L’elevato limite della pena base è stato giustificato dalla evidente gravità dei fatti, per cui la Corte di merito ha congruamente motivato sul punto, proprio in ossequio alla giurisprudenza citata dal ricorrente stesso.

Del pari correttamente, non è stata applicata l’attenuante del danno di speciale tenuità.

Essa ricorre, infatti, quando le omissioni accertate abbiano prodotto un danno particolarmente tenue, o addirittura inesistente, ai creditori collettivamente e non singolarmente considerati, danno ovviamente da non confondere con l’entità del passivo fallimentare (v. proprio la citata sentenza: Cass.

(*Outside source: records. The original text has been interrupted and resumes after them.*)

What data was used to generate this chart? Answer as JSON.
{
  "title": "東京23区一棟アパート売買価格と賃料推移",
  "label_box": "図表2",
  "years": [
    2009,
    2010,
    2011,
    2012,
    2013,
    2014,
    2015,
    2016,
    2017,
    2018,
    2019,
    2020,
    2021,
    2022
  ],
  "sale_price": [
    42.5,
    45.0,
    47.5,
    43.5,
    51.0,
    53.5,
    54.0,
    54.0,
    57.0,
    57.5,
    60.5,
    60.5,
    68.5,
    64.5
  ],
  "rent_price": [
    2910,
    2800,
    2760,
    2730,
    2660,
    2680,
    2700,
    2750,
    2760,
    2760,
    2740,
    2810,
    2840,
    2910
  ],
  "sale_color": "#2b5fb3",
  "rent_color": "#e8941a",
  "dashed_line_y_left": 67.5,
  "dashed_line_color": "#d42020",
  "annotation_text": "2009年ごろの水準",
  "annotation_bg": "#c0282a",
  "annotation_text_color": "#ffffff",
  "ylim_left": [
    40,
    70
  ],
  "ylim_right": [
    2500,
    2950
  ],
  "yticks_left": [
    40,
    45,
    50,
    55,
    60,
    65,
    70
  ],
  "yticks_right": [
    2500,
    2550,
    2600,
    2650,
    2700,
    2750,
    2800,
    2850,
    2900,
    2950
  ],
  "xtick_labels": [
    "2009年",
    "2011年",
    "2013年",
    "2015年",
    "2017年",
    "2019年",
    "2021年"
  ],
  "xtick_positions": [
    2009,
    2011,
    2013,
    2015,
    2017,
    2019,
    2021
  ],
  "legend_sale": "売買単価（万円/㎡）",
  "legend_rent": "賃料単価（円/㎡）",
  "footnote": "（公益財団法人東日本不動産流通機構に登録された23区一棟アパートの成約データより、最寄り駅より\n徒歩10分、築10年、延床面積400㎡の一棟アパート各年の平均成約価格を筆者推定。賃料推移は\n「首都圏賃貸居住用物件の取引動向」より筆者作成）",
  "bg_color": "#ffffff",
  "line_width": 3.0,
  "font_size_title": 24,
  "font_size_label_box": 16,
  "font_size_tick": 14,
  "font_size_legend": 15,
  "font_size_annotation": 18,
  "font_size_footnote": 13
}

Sez. 5, 15 marzo 2000 n. 4727).

Anche in questo caso il Giudice del merito, alla luce dell’entità dell’operazione manifestamente imprudente, ha dato correttamente conto della mancata concessione di quanto richiesto.

Il ricorso deve, in conclusione, essere rigettato con la condanna del ricorrente al pagamento delle spese processuali.

P.Q.M.

La Suprema Corte di Cassazione, sezione feriale, rigetta il ricorso e condanna il ricorrente al pagamento delle spese processuali.

Testo non ufficiale. La sola stampa del bollettino ufficiale ha carattere legale.